Gwyllt (Cymraig), adj. – wild, to be wild
Gwyllto n.m.; gwylltei n.f. (plural gwylltiau) - an inspired
possessed person able to travel between the worlds, who is one with nature and
talks to animals, who is able to arouse primal wildness in others
It might be asked why, in the early twenty-first century, it
should be considered desirable to adopt the methods and beliefs of the oldest
spiritual discipline on the planet… The
messages [of the gwylltiau] which call out to us, in the modern Western metropolis,
are as vital and urgent now as they have ever been. It teaches us respect for the rest of
creation – a theme which, in our destructive age, is of the utmost importance –
and it shows us new approaches to living: ways beyond the linear time lines with
which we bind ourselves: out of the realm in which we see without seeing, hear
without hearing, touch without feeling, and breathe the air without tasting or
scenting the news that it brings us of our world. Shamanism can teach all of this. But above all it restores a quality to our
lives which many of us have missed for a long time.

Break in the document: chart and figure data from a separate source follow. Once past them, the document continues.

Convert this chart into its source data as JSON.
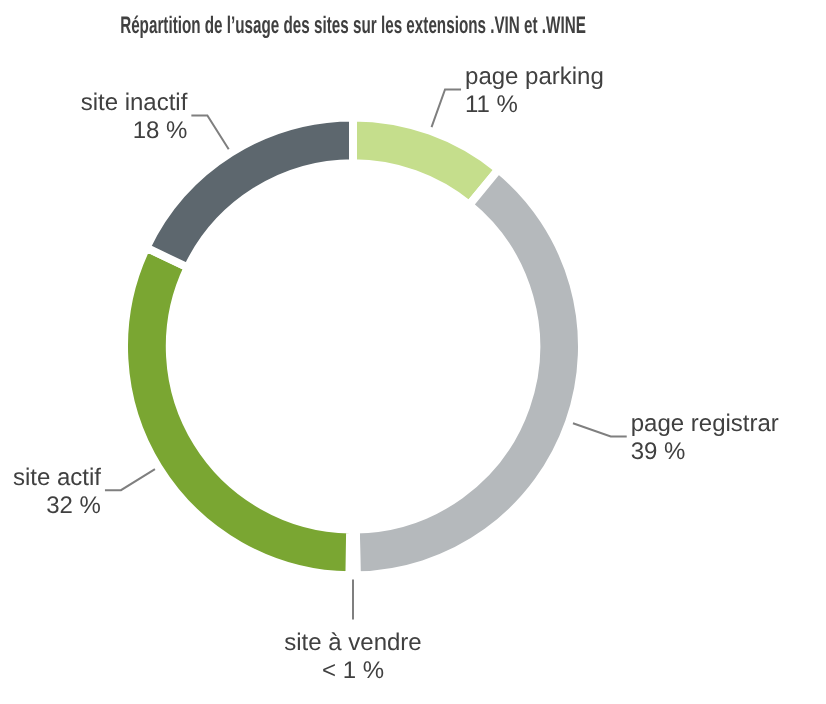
{
  "chart_data": {
    "type": "donut",
    "title": "Répartition de l’usage des sites sur les extensions .VIN et .WINE",
    "categories": [
      "page parking",
      "page registrar",
      "site à vendre",
      "site actif",
      "site inactif"
    ],
    "values": [
      11,
      39,
      0.5,
      32,
      18
    ],
    "value_labels": [
      "11 %",
      "39 %",
      "< 1 %",
      "32 %",
      "18 %"
    ],
    "colors": [
      "#c5de8c",
      "#b5b9bc",
      "#9aa0a4",
      "#7aa632",
      "#5d676e"
    ],
    "legend": false
  }
}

This is the sense of wonder, and of the
ability to pass beyond the three-dimensional world into the fourth dimension,
the Otherworld of which the Celts knew so much and of which they have left so
eloquent a testimony.
~ From the Celtic
Shaman, p. 5
The work of natural women and men is to be gwylltiau, able to
travel between the worlds, one with nature and talking to animals, able to
arouse primal wildness in ourselves and others, bringing them to ways of living
extending beyond the linear and showing them how to open the door to restoring
quality to their lives.
“Quality”, interesting word that, harking back to what
Pirsig said about it in Zen and the Art of Motorcycle Maintenance and how the
Greeks beginning with Socrates taught that quality is something that we can
only imagine, not part of everyday life.
He and his Western philosophical successors, including that old deluder
Saint Paul, took the perfect from us, telling us that we are imperfect – fallen
– and can never experience real quality as it is something that exists only in
a non-Earthly realm.
To be a natural man is to recover quality, to experience the
Natural as perfect, sacred, to be savored.

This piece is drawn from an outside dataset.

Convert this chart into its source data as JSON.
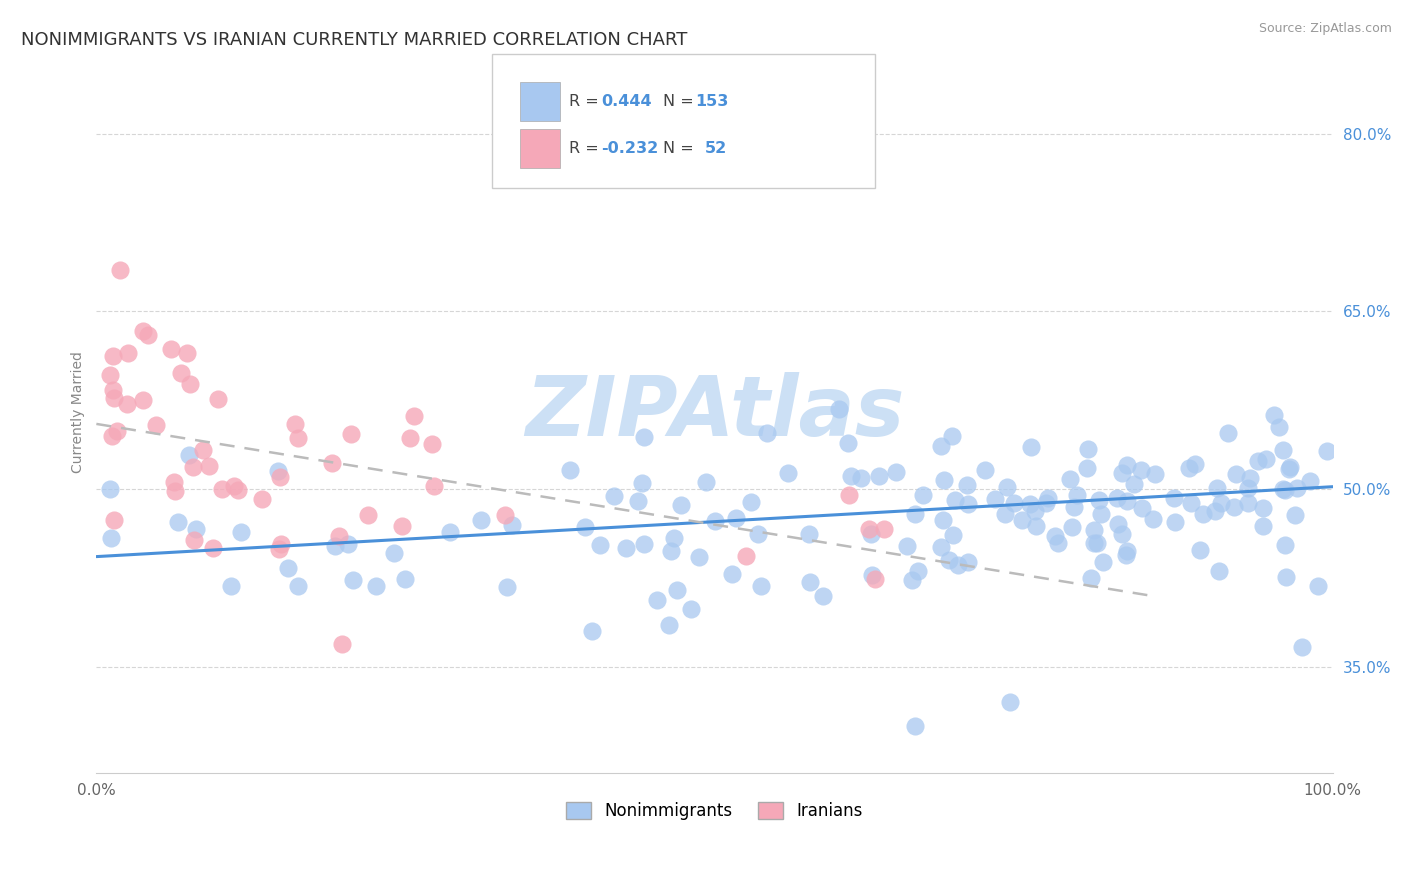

The corollary is that quality is something to be experienced and not
achieved.
So for those of you inspired to be a gwylltei or gwyllto, I
suggest that you use this changing of the season and lengthening of days to
give up the pursuit of perfection and to begin experiencing quality and the
wild in your lives. The Natural is all
about you, ready and waiting for you to do so.
Snow, finally last night, but not much, just enough to
whiten the ground. This is turning out
so far to be a winter without winter.
Here at Shamans’ Rest we’ve had rain and not snow as well as warm
above-freezing days. This is not
normal. Still, I remember years like
this from the past with winter finally arriving in full glory and with a
vengeance to make up for lost time.
For those who wish to know what winters past and present
here in North By East are like, I highly recommend Northern Farm: A Chronicle
of Maine, written by Henry Beston in 1948 and the contemporary Small Misty
Mountain: Nature’s Year in a Downeast Village by Rob McCall as well as Winter World by Bernt Heinrich.